Sink looks like this:
CREATE TABLE cheapest_item_offer (
`id_offer` VARCHAR(36),
`id_item` VARCHAR(36),
`price` DECIMAL(13,2),
-- ... more offer fields
PRIMARY KEY (`id_item`) NOT ENFORCED
) WITH (
'connector' = 'upsert-kafka',
'topic' = '<TOPIC_NAME>',
'properties.bootstrap.servers' = '<KAFKA_BOOTSTRAP_SERVERS>',
'properties.group.id' = '<JOBNAME>',
'sink.buffer-flush.interval' = '1000',
'sink.buffer-flush.max-rows' = '100',
'key.format' = 'json',
'value.format' = 'json'
);
And the upsert looks like this:
INSERT INTO cheapest_item_offer
WITH offers_with_stock_ordered_by_price AS (
SELECT *,
ROW_NUMBER() OVER(
PARTITION BY id_item
ORDER BY price ASC
) AS n_row
FROM offer
WHERE quantity > 0
), cheapest_offer AS (
SELECT offer.*
FROM offers_with_stock_ordered_by_price offer
WHERE offer.n_row = 1
)
SELECT id_offer,
id_item,
price,
-- ... item extra fields
FROM cheapest_offer
-- ... extra JOINS here to aggregate more item data
Given this configuration, the job initially ingests the data and calculates it properly, and sets the cheapest offer right, but after some time passes, whenever there are some events in our data source they are unexpectedly resulting in a Tombstone (not always though, sometimes it's properly set) result which, after checking them, we notice they shouldn't be, mainly because there's an actual cheapest offer for that item and the related JOIN rows do exists.

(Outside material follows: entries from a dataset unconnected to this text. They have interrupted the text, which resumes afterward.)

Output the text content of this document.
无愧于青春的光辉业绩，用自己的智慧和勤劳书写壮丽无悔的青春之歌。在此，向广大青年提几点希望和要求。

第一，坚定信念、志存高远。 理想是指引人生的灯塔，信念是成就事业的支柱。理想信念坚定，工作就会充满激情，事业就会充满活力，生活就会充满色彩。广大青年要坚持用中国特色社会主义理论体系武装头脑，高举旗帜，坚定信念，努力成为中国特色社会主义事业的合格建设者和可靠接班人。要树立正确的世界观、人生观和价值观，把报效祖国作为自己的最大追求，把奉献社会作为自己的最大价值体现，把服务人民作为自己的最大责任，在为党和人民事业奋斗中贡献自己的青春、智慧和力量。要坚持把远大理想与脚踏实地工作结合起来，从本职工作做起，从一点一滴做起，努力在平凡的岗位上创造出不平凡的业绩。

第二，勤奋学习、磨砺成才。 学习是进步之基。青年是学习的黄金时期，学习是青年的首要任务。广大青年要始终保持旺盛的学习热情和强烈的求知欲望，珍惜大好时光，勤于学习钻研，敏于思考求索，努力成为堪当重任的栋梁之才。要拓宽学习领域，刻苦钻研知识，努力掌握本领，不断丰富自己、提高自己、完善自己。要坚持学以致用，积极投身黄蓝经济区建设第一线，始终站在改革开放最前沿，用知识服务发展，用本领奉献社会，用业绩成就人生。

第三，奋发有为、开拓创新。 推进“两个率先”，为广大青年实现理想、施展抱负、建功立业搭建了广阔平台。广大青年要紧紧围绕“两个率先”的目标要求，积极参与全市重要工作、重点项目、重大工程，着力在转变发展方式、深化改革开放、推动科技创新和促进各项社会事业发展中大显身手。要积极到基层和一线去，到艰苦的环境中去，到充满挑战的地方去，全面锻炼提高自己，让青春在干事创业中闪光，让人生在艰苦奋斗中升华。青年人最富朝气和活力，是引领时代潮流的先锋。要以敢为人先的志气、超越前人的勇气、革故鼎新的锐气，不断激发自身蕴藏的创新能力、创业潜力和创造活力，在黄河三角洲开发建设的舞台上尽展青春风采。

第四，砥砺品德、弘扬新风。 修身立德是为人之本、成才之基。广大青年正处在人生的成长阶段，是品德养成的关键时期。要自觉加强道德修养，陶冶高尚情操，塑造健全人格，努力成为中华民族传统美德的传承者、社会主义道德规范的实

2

The following images illustrate the issue with some Kafka messages:
Data source
This is the data source we ingest the data from. The latest for a given Item update shows that an Offer has some changes.
Data Sink
This is the data Sink for the same Item, as we can see, the latest update was generated at the same time, because of the data source update, but the resulting value is a Tombstone, rather than its actual value from the data source
If we relaunch the Job from scratch (ignoring savepoints), the affected Items are fixed on the first run, but the same issue will appears after some time.
Some considerations:
upsert-kafka
connector in Source & Sinkrocksdb
as state.backend
We're struggling to find the reason behind this behavior (we're pretty new to Flink), and we don't know where to focus for fixing this, can anybody help here?
Any suggestion will be highly appreciated!
Apparently it was a bug from Flink SQL on v1.13.2 as noted in Flink's Jira Task FLINK-25559.
We managed to solve this issue by upgrading version to v1.13.6.